In this week’s episode of Monster Talk Eve Siebert discusses creationist claims that in the Old English epic poem Beowulf, Grendel and his mother were actually dinosaurs. Therefore, since Beowulf is a medieval hero, dinosaurs lived in the Middle Ages and Darwin is wrong, QED. Siebert has an article about this coming out in Skeptical Inquirer, and I am eager to read it.
As far as I can see, the creationist redefinition of Beowulf’s monster has been making the rounds for the better part of the last decade. The earliest reference I could find was from 1999, but there may be earlier ones. (There is a creationist book on dinosaurs from 1993 that creationist home school guides recommend for understanding Beowulf, but I haven’t read it.) I think it’s fairly obvious that the creature and his mother, which are never clearly described in the poem (we know only that they had hands and feet and could cry out loudly), are not dinosaurs, especially since the Old English poet was careful to distinguish between Grendel and his mother—both alike in form—and a dragon, which, theoretically at least, should be much close in form to a dinosaur. If Grendel and his mother are not dragons, then they are not likely dinosaurs either. Grendel has a “shoulder” in which he is wounded; I’m not sure I know of any dinosaurs with shoulders. His mother is described as a woman with the form of a demon, again not quite a dinosaur. (Creationists rationalize these descriptions as discussing bipedal, carnivorous dinosaurs, shoulders be damned.)
But listen to this. One creationist, Bill Cooper, who claims to have originated the claim, explains why we should accept Beowulf as a literal record of the past. This is very important:
Let’s think about that one.
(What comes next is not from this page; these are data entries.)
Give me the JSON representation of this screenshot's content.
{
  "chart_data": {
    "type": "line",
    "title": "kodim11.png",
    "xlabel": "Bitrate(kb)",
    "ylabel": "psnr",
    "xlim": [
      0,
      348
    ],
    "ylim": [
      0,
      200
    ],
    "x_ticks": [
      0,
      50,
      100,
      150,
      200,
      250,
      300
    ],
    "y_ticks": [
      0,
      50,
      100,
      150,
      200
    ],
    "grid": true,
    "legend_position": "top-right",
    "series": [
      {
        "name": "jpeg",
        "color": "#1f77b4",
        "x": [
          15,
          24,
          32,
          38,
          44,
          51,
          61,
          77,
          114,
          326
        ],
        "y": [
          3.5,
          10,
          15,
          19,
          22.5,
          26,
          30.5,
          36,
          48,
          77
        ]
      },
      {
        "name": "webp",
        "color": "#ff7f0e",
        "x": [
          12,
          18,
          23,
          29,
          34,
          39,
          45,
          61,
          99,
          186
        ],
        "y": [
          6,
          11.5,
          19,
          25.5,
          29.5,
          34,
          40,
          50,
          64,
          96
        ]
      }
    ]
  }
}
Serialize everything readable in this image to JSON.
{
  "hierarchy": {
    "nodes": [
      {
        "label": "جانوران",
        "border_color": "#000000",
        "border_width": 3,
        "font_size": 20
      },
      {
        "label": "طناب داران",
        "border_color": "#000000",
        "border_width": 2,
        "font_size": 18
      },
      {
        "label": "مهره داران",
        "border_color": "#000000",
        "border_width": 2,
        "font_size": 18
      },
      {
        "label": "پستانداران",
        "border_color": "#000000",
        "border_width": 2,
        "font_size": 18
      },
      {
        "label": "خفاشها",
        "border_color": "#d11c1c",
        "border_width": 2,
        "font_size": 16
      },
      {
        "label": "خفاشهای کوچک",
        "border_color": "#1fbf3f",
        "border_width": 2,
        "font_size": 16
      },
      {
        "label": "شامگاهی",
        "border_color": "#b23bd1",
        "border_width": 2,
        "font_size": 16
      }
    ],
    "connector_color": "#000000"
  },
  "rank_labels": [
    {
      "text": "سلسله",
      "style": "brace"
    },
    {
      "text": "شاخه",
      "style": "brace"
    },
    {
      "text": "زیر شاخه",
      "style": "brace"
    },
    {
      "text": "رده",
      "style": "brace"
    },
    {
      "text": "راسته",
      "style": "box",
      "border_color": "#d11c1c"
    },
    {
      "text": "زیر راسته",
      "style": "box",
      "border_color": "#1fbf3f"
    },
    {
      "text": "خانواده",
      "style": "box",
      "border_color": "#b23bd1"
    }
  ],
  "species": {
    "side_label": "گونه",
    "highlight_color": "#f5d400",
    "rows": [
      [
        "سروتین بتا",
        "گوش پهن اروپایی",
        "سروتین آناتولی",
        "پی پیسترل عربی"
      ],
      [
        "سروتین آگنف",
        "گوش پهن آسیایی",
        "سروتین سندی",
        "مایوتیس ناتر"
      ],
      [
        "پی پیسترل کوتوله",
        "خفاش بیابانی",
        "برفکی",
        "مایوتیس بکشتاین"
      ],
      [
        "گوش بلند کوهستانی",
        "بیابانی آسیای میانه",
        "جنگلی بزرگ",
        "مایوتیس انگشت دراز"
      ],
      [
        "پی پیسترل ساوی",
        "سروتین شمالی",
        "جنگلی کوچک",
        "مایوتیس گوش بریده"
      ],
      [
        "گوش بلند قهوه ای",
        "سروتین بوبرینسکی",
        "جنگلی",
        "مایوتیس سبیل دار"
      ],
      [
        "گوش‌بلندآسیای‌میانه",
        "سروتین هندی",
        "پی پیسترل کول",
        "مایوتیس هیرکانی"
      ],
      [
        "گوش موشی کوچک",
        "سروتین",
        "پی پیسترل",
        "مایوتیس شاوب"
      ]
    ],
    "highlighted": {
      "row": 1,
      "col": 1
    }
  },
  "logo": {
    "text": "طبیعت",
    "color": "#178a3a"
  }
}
William Shakespeare wrote Macbeth, a play about an ostensibly historical figure (there really was a Macbeth), and he carefully recorded the relationships and genealogies of the various members of the Scottish aristocracy. The characters’ names can be verified, and we know Macbeth was Mac Bethad mac Findlaích, King of Scots (reigned 1040-1057), who did in fact become king after killing Donnchad mac Crínáin, better known as Duncan I, King of Scots. The various genealogies of the characters are correct, so according to the creationist criteria, we must therefore be justified in assuming the reality of the Weird Sisters and their psychic predictions of Macbeth’s future. Because, after all, if the names are correct, then so too must be the story, including the supernatural details.
Of course, this isn’t the case. Shakespeare concocted the plot of Macbeth from Holinshed’s Chronicles, which featured several separate stories that the Bard wove together. The outlines of Macbeth’s reign derive from the king’s history, but the witches come from a completely separate story. In that tale, the wife of a fellow named Donwald pressures him to kill King Duff after the king kills Donwald’s family in retribution for consorting with witches. These witches, however, did not predict the future but rather were accused of using spells to sicken the king.
If Shakespeare could weave together historical facts, legends, and outright fiction, there is no particular reason for assuming that the poet of Beowulf could not have done so as well. The existence of a fact or a series of facts is no indication that everything in the story is therefore factual. But creationists must support the position that genealogies are a reliable guide to history, because if this were not so, then biblical genealogies would be called into question, and with them any reason for believing the earth was created on October 23, 4004 BCE.